In an executive order that seemed to come out of the blue, President Bush ordered the Commerce Department, through its National Marine Fisheries Service, to:
“...revise current regulations, as appropriate, to include prohibiting the sale of striped bass and red drum caught within the Exclusive Economic Zone of the United States off the Atlantic Ocean and the Gulf of Mexico.”
This would appear to short-circuit research reports and hearing procedures that normally go into drafting new management plans for various species. But presumably NMFS could smooth over those wrinkles. A quasi-puzzler is that those two fisheries, redfish and stripers, already are closed to commercial fishing in the U.S. zone.
Thus, the executive order changes nothing on today's fishing scene.
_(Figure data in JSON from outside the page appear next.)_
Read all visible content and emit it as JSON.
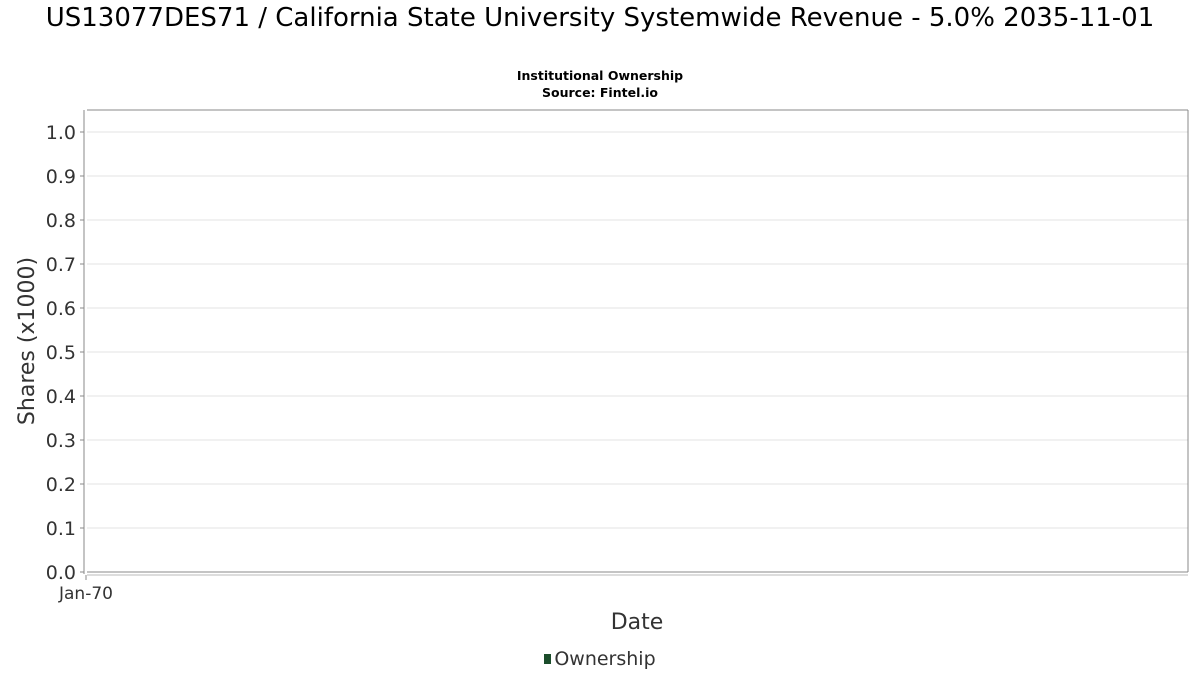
{
  "header": {
    "title": "US13077DES71 / California State University Systemwide Revenue - 5.0% 2035-11-01",
    "subtitle": "Institutional Ownership",
    "source": "Source: Fintel.io"
  },
  "colors": {
    "series": "#1b4d2b",
    "grid": "#e3e3e3",
    "frame": "#888888",
    "tick_text": "#333333"
  },
  "chart_data": {
    "type": "line",
    "title": "US13077DES71 / California State University Systemwide Revenue - 5.0% 2035-11-01",
    "subtitle": "Institutional Ownership",
    "xlabel": "Date",
    "ylabel": "Shares (x1000)",
    "ylim": [
      0,
      1.0
    ],
    "y_ticks": [
      "0.0",
      "0.1",
      "0.2",
      "0.3",
      "0.4",
      "0.5",
      "0.6",
      "0.7",
      "0.8",
      "0.9",
      "1.0"
    ],
    "x_ticks": [
      "Jan-70"
    ],
    "grid": true,
    "legend_position": "bottom",
    "series": [
      {
        "name": "Ownership",
        "x": [],
        "values": []
      }
    ]
  }
}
It will, however, make it more difficult for commercial interests to get market netting for spawning reds reopened in the Gulf. (It's well known that purse seiners are champing at the bit to take tons of the reds again.)
At any rate, you may read the actual executive order at
www.whitehouse.gov/news/releases/2007/10/20071020-4.html.
Aside from the procedural questions, the executive order is music to the ears for those of us who have fought for decades to have pressured wild animals protected from profit exploitation. Rather than buy and sell wild animals, it is often far better to spread a limited no-sale take among all citizens, equally. But maybe you've heard that often enough from this corner.
Bush's order urges states to consider the same gamefish status for reds and stripers in their own waters. In one sense, this is the most important part of the presidential directive.
Striped bass are still subject to profit exploitation in inshore waters in a number of northeastern states. And in some cases, stripers are caught illegally in federal waters and then taken inshore and sold with claims that the fish came from within state boundaries.
The short of it all is that more regulatory actions will be necessary. Still, those two words coming out of the White House windows should be mighty helpful.